In Reply to: Re: o.t. wood planer question posted by Tom in Chicago on Monday, April 23, 2007 at 23:26:00 :

Power "requirements" have climbed unnecessarily in my opinion these days. People will say "you need XX" for a saw, a planer, a lathe, or whatever. The reality is that once you overcome friction and windage, power requirements scale directly as the speed at which you're cutting. With home workshop projects, or any one-off work, the setup takes far longer than the actual machining. The sawmill that wants to spit out 100,000 ft of framing lumber in a day cares about speed and will throw all the power they can get at it. But to the guy that wants to make a nice table out of the maple tree that fell over in the windstorm, does it really matter if the planer feeds at 20 ft/min rather than 10 ft/min?
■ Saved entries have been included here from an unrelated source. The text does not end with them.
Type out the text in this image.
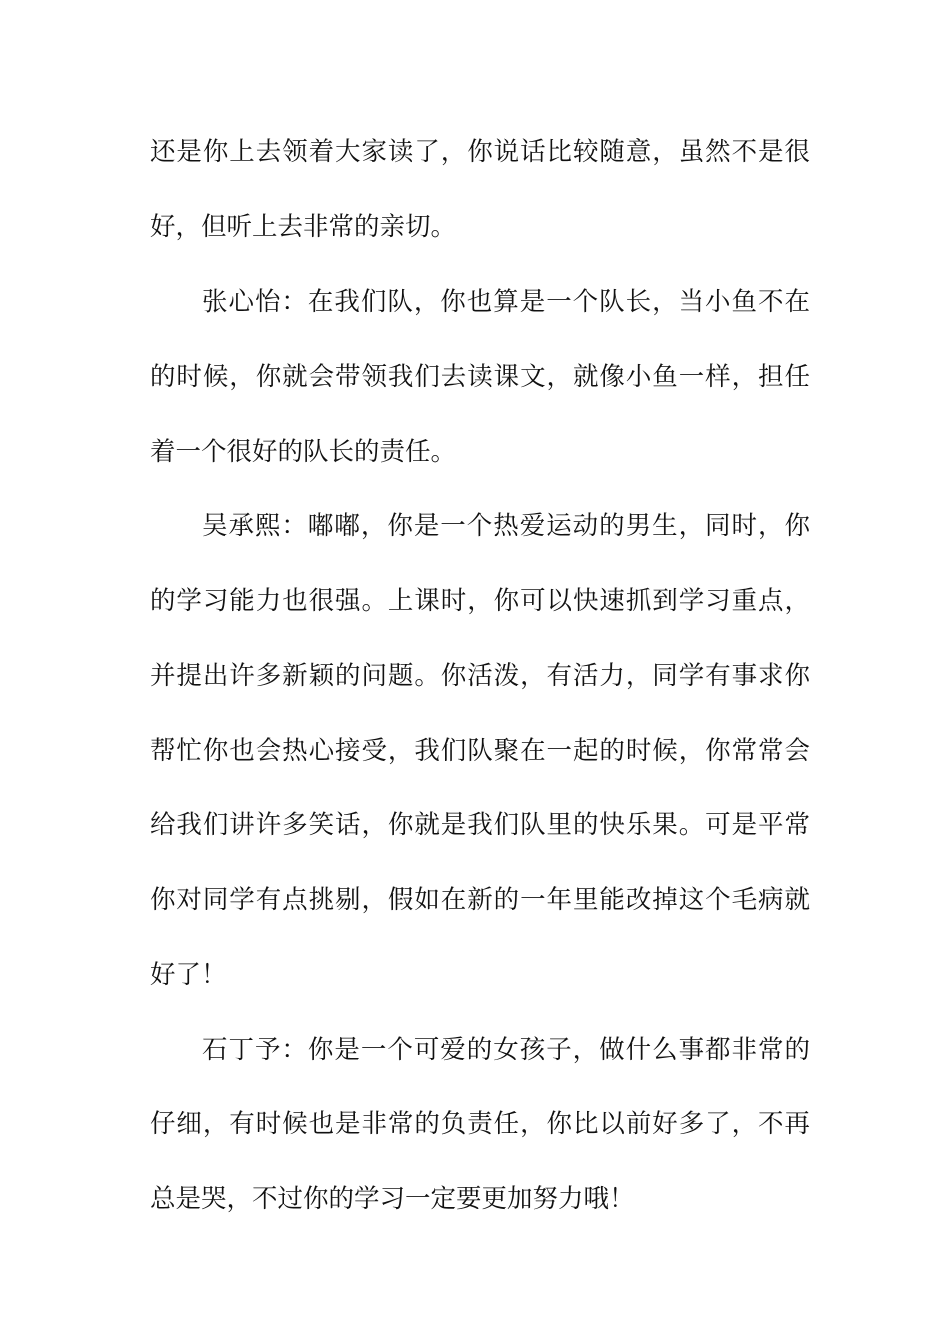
还是你上去领着大家读了，你说话比较随意，虽然不是很
好，但听上去非常的亲切。
张心怡：在我们队，你也算是一个队长，当小鱼不在
的时候，你就会带领我们去读课文，就像小鱼一样，担任
着一个很好的队长的责任。
吴承熙：嘟嘟，你是一个热爱运动的男生，同时，你
的学习能力也很强。上课时，你可以快速抓到学习重点，
并提出许多新颖的问题。你活泼，有活力，同学有事求你
帮忙你也会热心接受，我们队聚在一起的时候，你常常会
给我们讲许多笑话，你就是我们队里的快乐果。可是平常
你对同学有点挑剔，假如在新的一年里能改掉这个毛病就
好了！
石丁予：你是一个可爱的女孩子，做什么事都非常的
仔细，有时候也是非常的负责任，你比以前好多了，不再
总是哭，不过你的学习一定要更加努力哦！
So long as you slow down the feed and the cutter RPM by the same amount, within reason, the finish will stay the same, but maybe that means you can use a 3 horse motor instead of a 5 horse one, which is the difference between an easy 240 volt home installation, and some serious industrial wiring. To cut, you need to maintain the same torque on the cutter, whatever it may be, as you reduce the hp, which means the pulleys probably need to be changed, but that's usually not too hard.

In the days of flat belts and line shafting, wood and metal working machines ran at speeds and power levels that would seem sort of weak today, but they got the job done. They just didn't do it quite as fast.